Sky News Asia has reported that Chinese authorities are considering shooting down an unidentified flying object after it was “detected” near a “port city” in the Northern Shandong province.
“According to a Shanghai newspaper, fishing boats were warned to be on alert,” he told Sky News Australia.
China’s state-controlled Global Times said in a tweet in the morning that maritime authorities in eastern Shandong province announced that they had spotted the object in waters near the coastal city of Rizhao and were preparing to shoot it down, reminding fishermen to be safe.
It was not immediately clear to whom the flying object might belong, every country was now looking to the skies with more skepticism, ever since the US military shot down a Chinese spy balloon on February 4. On Friday, US fighter jets downed another object off Alaska’s north coast.

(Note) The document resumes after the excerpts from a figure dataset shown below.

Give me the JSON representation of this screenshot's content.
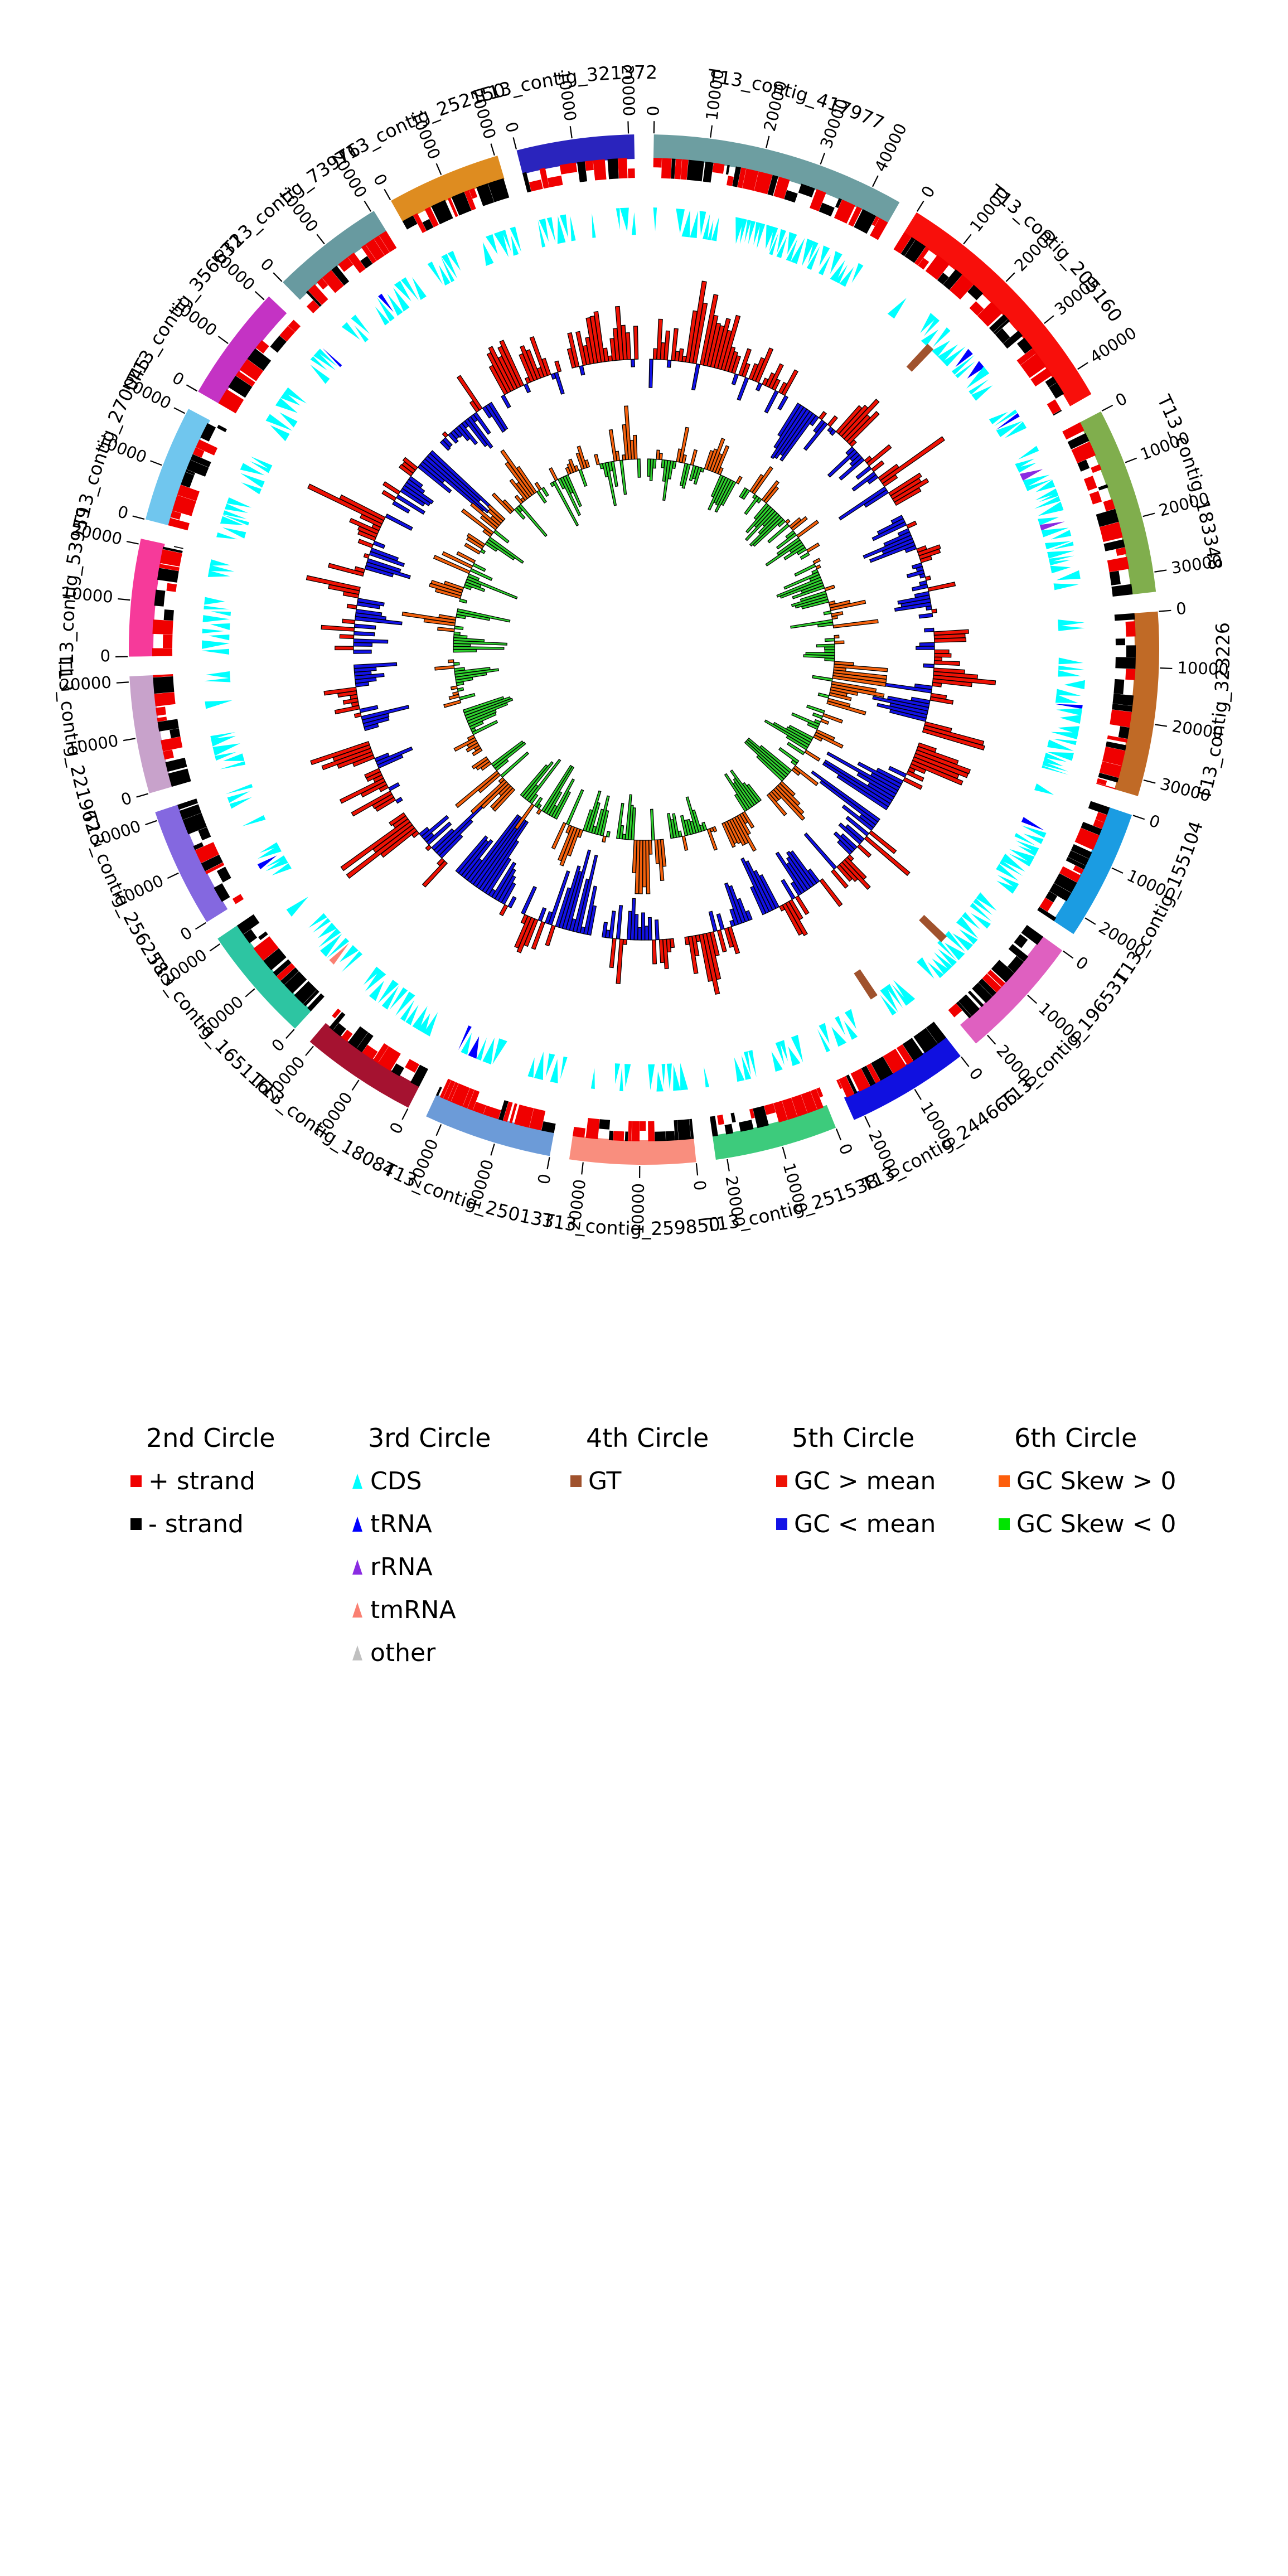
{
  "chart_data": {
    "type": "circos-genome-plot",
    "description": "Circular genome map of assembly T13: outer ring of contig ideograms with bp coordinate ticks; 2nd circle gene strands; 3rd circle feature triangles; 4th circle GT marks; 5th circle GC content bars; 6th circle GC skew bars.",
    "unit": "bp",
    "tick_interval_bp": 10000,
    "contigs": [
      {
        "name": "T13_contig_417977",
        "length_bp": 45500,
        "color": "#6d9ea1",
        "tick_labels": [
          "0",
          "10000",
          "20000",
          "30000",
          "40000"
        ]
      },
      {
        "name": "T13_contig_205160",
        "length_bp": 45000,
        "color": "#f80f0b",
        "tick_labels": [
          "0",
          "10000",
          "20000",
          "30000",
          "40000"
        ]
      },
      {
        "name": "T13_contig_183348",
        "length_bp": 33500,
        "color": "#80ae4d",
        "tick_labels": [
          "0",
          "10000",
          "20000",
          "30000"
        ]
      },
      {
        "name": "T13_contig_323226",
        "length_bp": 33000,
        "color": "#c06a26",
        "tick_labels": [
          "0",
          "10000",
          "20000",
          "30000"
        ]
      },
      {
        "name": "T13_contig_155104",
        "length_bp": 23500,
        "color": "#1b9ce2",
        "tick_labels": [
          "0",
          "10000",
          "20000"
        ]
      },
      {
        "name": "T13_contig_196531",
        "length_bp": 22500,
        "color": "#df60c0",
        "tick_labels": [
          "0",
          "10000",
          "20000"
        ]
      },
      {
        "name": "T13_contig_244666",
        "length_bp": 22000,
        "color": "#1010e0",
        "tick_labels": [
          "0",
          "10000",
          "20000"
        ]
      },
      {
        "name": "T13_contig_251538",
        "length_bp": 22000,
        "color": "#3dcb7c",
        "tick_labels": [
          "0",
          "10000",
          "20000"
        ]
      },
      {
        "name": "T13_contig_259850",
        "length_bp": 22500,
        "color": "#f98e7e",
        "tick_labels": [
          "0",
          "10000",
          "20000"
        ]
      },
      {
        "name": "T13_contig_250133",
        "length_bp": 23000,
        "color": "#6c9bd8",
        "tick_labels": [
          "0",
          "10000",
          "20000"
        ]
      },
      {
        "name": "T13_contig_18084",
        "length_bp": 21000,
        "color": "#a51230",
        "tick_labels": [
          "0",
          "10000",
          "20000"
        ]
      },
      {
        "name": "T13_contig_165116",
        "length_bp": 21000,
        "color": "#2dc5a2",
        "tick_labels": [
          "0",
          "10000",
          "20000"
        ]
      },
      {
        "name": "T13_contig_256258",
        "length_bp": 21500,
        "color": "#8468e0",
        "tick_labels": [
          "0",
          "10000",
          "20000"
        ]
      },
      {
        "name": "T13_contig_221962",
        "length_bp": 21000,
        "color": "#c8a2cb",
        "tick_labels": [
          "0",
          "10000",
          "20000"
        ]
      },
      {
        "name": "T13_contig_53959",
        "length_bp": 21000,
        "color": "#f63a9a",
        "tick_labels": [
          "0",
          "10000",
          "20000"
        ]
      },
      {
        "name": "T13_contig_270045",
        "length_bp": 21000,
        "color": "#70c6ee",
        "tick_labels": [
          "0",
          "10000",
          "20000"
        ]
      },
      {
        "name": "T13_contig_356632",
        "length_bp": 21000,
        "color": "#c433c4",
        "tick_labels": [
          "0",
          "10000",
          "20000"
        ]
      },
      {
        "name": "T13_contig_73976",
        "length_bp": 20500,
        "color": "#689aa0",
        "tick_labels": [
          "0",
          "10000",
          "20000"
        ]
      },
      {
        "name": "T13_contig_252150",
        "length_bp": 20500,
        "color": "#de8c20",
        "tick_labels": [
          "0",
          "10000",
          "20000"
        ]
      },
      {
        "name": "T13_contig_321372",
        "length_bp": 21000,
        "color": "#2a24bd",
        "tick_labels": [
          "0",
          "10000",
          "20000"
        ]
      }
    ],
    "circles": [
      {
        "circle": "1st (outer)",
        "content": "contig ideograms with bp coordinate ticks"
      },
      {
        "circle": "2nd",
        "content": "genes by strand",
        "categories": [
          {
            "label": "+ strand",
            "color": "#f00000"
          },
          {
            "label": "- strand",
            "color": "#000000"
          }
        ]
      },
      {
        "circle": "3rd",
        "content": "annotated features (triangles)",
        "categories": [
          {
            "label": "CDS",
            "color": "#00ffff"
          },
          {
            "label": "tRNA",
            "color": "#0000ff"
          },
          {
            "label": "rRNA",
            "color": "#8a2be2"
          },
          {
            "label": "tmRNA",
            "color": "#fa8072"
          },
          {
            "label": "other",
            "color": "#c0c0c0"
          }
        ]
      },
      {
        "circle": "4th",
        "content": "GT marks",
        "categories": [
          {
            "label": "GT",
            "color": "#a0522d"
          }
        ],
        "marks_angle_deg": [
          43.4,
          134.0,
          146.5
        ]
      },
      {
        "circle": "5th",
        "content": "GC content vs mean (bars out = above mean, in = below mean)",
        "categories": [
          {
            "label": "GC > mean",
            "color": "#ee1205"
          },
          {
            "label": "GC < mean",
            "color": "#1212e6"
          }
        ]
      },
      {
        "circle": "6th",
        "content": "GC skew (bars out = positive, in = negative)",
        "categories": [
          {
            "label": "GC Skew > 0",
            "color": "#f4610d"
          },
          {
            "label": "GC Skew < 0",
            "color": "#2ed12e"
          }
        ]
      }
    ]
  },
  "legend": {
    "columns": [
      {
        "header": "2nd Circle",
        "items": [
          {
            "label": "+ strand",
            "marker": "square",
            "color": "#f00000"
          },
          {
            "label": "- strand",
            "marker": "square",
            "color": "#000000"
          }
        ]
      },
      {
        "header": "3rd Circle",
        "items": [
          {
            "label": "CDS",
            "marker": "triangle",
            "color": "#00ffff"
          },
          {
            "label": "tRNA",
            "marker": "triangle",
            "color": "#0000ff"
          },
          {
            "label": "rRNA",
            "marker": "triangle",
            "color": "#8a2be2"
          },
          {
            "label": "tmRNA",
            "marker": "triangle",
            "color": "#fa8072"
          },
          {
            "label": "other",
            "marker": "triangle",
            "color": "#c0c0c0"
          }
        ]
      },
      {
        "header": "4th Circle",
        "items": [
          {
            "label": "GT",
            "marker": "square",
            "color": "#a0522d"
          }
        ]
      },
      {
        "header": "5th Circle",
        "items": [
          {
            "label": "GC > mean",
            "marker": "square",
            "color": "#ee1205"
          },
          {
            "label": "GC < mean",
            "marker": "square",
            "color": "#1212e6"
          }
        ]
      },
      {
        "header": "6th Circle",
        "items": [
          {
            "label": "GC Skew > 0",
            "marker": "square",
            "color": "#fd5e0c"
          },
          {
            "label": "GC Skew < 0",
            "marker": "square",
            "color": "#00e400"
          }
        ]
      }
    ]
  },
  "render": {
    "seed": 97
  }
}
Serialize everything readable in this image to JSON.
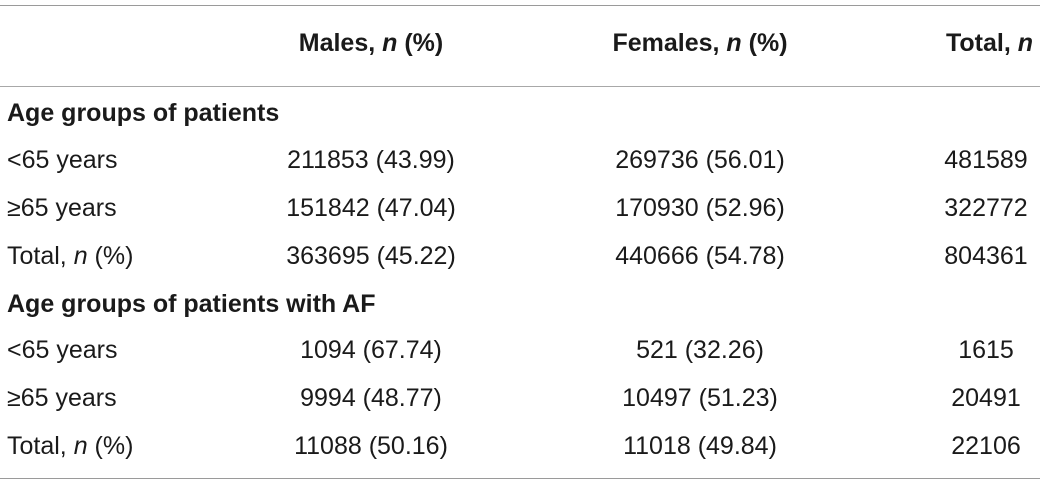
{
  "header": {
    "males": {
      "text": "Males, ",
      "n": "n",
      "pct": " (%)"
    },
    "females": {
      "text": "Females, ",
      "n": "n",
      "pct": " (%)"
    },
    "total": {
      "text": "Total, ",
      "n": "n"
    }
  },
  "sections": [
    {
      "title": "Age groups of patients",
      "rows": [
        {
          "label": "<65 years",
          "males": "211853 (43.99)",
          "females": "269736 (56.01)",
          "total": "481589"
        },
        {
          "label": "≥65 years",
          "males": "151842 (47.04)",
          "females": "170930 (52.96)",
          "total": "322772"
        },
        {
          "label_pre": "Total, ",
          "label_n": "n",
          "label_post": " (%)",
          "males": "363695 (45.22)",
          "females": "440666 (54.78)",
          "total": "804361"
        }
      ]
    },
    {
      "title": "Age groups of patients with AF",
      "rows": [
        {
          "label": "<65 years",
          "males": "1094 (67.74)",
          "females": "521 (32.26)",
          "total": "1615"
        },
        {
          "label": "≥65 years",
          "males": "9994 (48.77)",
          "females": "10497 (51.23)",
          "total": "20491"
        },
        {
          "label_pre": "Total, ",
          "label_n": "n",
          "label_post": " (%)",
          "males": "11088 (50.16)",
          "females": "11018 (49.84)",
          "total": "22106"
        }
      ]
    }
  ]
}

As the ‘UFO’ adventures continued, Canadian Prime Minister Justin Trudeau said in a tweet that Canadian and US aircraft were scrambled in a joint military operation, and a “US F-22 successfully fired at the object” to take it down.
Canada’s Defence Minister Anita Anand later said the object shot down in the Yukon was “small, cylindrical” in shape. she added that “the object was flying at an altitude of approximately 40,000 feet, had unlawfully entered Canadian airspace, and posed a reasonable threat to the safety of civilian flight”.
Shortly afterward, in a sign of jitters over possible intrusions, aviation authorities shut down part of the airspace over the northwest US state of Montana after detecting what they called a “radar anomaly”. The US Northern Command said the fighter jets took to the skies but “did not identify any object to correlate to the radar hits” and skies were then reopened to commercial air traffic.